As the fall semester winds down and students begin to sell back textbooks BeerForTextbooks.com might be just the place to look.

Michigan entrepreneur Karol Grzesiak and a team started a website for anyone looking to sell back a textbook. The website, BeerForTextbooks.com, finds other websites that will buy back a textbook, tells users how much the book will sell for, then translates that price into how much of a favorite beer can be bought with the money.

The idea, Grzesiak said, came from Startup Weekend, an event where participants meet-up with a group of people with different talents at an event designed to get young entrepreneurs thinking about a viable business startup.

“It was a bunch of young people, all under the age of 25, got together just over the course of a weekend,” Grzesiak said. “We hadn’t met each other before that weekend. We got together and, utilizing all of our various talents, we created a functioning website, just over the course of 48 hours.”
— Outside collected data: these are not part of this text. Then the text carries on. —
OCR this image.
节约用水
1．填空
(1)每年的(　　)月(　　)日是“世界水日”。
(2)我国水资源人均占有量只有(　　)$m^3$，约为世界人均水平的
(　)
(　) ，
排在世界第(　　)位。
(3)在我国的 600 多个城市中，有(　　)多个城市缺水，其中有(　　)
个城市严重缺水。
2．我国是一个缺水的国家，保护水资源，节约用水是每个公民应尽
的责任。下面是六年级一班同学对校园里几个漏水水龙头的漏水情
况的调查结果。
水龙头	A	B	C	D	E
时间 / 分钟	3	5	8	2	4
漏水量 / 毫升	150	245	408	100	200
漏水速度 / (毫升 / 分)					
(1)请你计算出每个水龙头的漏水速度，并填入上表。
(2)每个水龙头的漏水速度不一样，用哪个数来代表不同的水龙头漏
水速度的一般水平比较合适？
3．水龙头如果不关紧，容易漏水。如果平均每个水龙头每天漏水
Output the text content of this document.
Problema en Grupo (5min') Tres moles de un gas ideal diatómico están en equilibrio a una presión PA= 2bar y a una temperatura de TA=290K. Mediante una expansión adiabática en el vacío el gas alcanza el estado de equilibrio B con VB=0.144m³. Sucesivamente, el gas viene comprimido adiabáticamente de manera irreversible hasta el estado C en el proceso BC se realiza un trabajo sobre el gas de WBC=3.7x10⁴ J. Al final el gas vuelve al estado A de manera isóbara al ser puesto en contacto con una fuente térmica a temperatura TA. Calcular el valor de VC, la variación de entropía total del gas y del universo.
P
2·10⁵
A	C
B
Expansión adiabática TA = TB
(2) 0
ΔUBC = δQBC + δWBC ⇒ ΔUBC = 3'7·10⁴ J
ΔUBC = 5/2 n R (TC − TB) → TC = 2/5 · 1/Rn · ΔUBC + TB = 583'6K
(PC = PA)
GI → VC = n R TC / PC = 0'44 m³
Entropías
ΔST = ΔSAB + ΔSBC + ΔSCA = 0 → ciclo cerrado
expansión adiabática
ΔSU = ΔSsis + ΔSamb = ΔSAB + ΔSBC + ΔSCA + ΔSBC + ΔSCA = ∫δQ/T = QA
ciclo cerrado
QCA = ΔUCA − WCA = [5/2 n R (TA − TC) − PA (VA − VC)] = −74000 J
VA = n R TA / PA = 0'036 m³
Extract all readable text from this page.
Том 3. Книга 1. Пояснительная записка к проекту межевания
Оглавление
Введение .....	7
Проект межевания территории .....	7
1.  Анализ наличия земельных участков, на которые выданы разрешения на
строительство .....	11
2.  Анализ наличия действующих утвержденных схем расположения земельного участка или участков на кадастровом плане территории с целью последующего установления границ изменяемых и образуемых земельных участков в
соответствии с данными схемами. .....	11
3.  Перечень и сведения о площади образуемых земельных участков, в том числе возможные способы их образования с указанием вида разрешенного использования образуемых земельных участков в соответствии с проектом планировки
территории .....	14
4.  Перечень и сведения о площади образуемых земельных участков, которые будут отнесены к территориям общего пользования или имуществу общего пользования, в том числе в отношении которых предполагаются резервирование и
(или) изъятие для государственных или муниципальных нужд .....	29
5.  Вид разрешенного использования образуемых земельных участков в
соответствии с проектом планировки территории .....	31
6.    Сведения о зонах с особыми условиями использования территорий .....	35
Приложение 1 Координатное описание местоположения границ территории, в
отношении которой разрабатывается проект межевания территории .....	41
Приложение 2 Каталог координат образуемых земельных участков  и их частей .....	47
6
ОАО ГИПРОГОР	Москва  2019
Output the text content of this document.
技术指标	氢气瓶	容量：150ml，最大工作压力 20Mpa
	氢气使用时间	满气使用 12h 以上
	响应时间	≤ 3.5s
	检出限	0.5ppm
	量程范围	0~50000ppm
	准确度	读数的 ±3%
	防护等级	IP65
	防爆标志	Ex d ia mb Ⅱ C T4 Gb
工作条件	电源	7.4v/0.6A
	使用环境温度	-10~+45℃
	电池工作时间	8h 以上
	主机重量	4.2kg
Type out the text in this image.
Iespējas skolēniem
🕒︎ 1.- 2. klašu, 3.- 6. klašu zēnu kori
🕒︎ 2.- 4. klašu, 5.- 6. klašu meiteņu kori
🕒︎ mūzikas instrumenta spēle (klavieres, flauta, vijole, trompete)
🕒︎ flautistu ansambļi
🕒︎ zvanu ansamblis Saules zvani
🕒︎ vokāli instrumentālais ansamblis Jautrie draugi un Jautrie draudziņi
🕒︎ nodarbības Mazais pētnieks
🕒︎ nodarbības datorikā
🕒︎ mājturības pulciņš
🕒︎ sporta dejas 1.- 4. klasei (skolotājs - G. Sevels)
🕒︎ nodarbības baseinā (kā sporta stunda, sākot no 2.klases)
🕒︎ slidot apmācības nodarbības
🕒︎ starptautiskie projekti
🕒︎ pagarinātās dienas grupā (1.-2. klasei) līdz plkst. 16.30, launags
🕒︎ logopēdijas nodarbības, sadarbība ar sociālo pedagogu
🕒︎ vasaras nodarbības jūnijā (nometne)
Grzesiak said he’d had the idea for a while, but that he wasn’t able to put it into action without some help from the people he worked with at Startup Weekend.

Users enter the ISBN number of the book they’re looking to sell and BeerForTextbooks.com comprises a list of websites that buy back textbooks, such as ecampus.com, textbooksrus.com and bookbyte.com, among others, to find users the best buyback prices.

“What ‘textbooks’ does is we find the buyback prices for a particular textbook from all these different places and put it into one place,” Grzesiak said.

This website goes one step further, however, to show students how much beer can be bought with the money received from the book.

“So let’s say you select Heineken and type in your ISBN and it says the book is worth $100,” Grzesiak said. “We’ll tell you how much Heineken you can buy with $100. (The website) converts the book’s buyback prices that you would get for your textbooks into beer currency.”

The name of the website may be a deterrent to some, but Grzesiak doesn’t see it as a problem.

“Being a college student, you’ve got to realize that a lot of people are going to be spending the money on beer anyway, so might as well show how much beer they can buy for their textbooks,” Grzesiak said.

Senior Eric Addy thinks there may be a danger of stereotyping college students and suggested an idea to avoid this.

“I think it stereotypes all college students that all you want to do is buy beer instead of buying other things,” Addy said. “I think it would be more effective if it didn’t have just beer, like if it had a bunch of other statistics about what you could actually get with all this money.”

Freshman Clay Finley approves of the idea, however.

“I think it’s a great idea,” Finley said. “I mean, many college students like to drink a few beers or other sorts of alcohol. Just because someone uses the website doesn’t mean they’re huge boozers or anything.”

Although the website gives its users the bonus of how much beer can be bought, the main purpose of the site is to give students the best value for the books they plan to sell back.

“We’ve all been college students and we all know the disappointment we face when we try to sell back our textbooks at the end of the semester to the college bookstore and get pennies on the dollar,” Grzesiak said. “Mainly, we’re motivated by the fact that we’re trying to help students find a better way to sell back the textbooks to get more money for the textbooks.”

Even students who don’t like beer can use the site to find the highest buyback prices for books.

Grzesiak and his team are informing students about this website through Facebook and other ads.

“We’re not making any money yet so we’re trying to limit how much we’re spending out of pocket, but it’s Facebook and a lot of trying to contact colleges to get the word out,” Grzesiak said.

This is the first semester the website will be available for use by college students.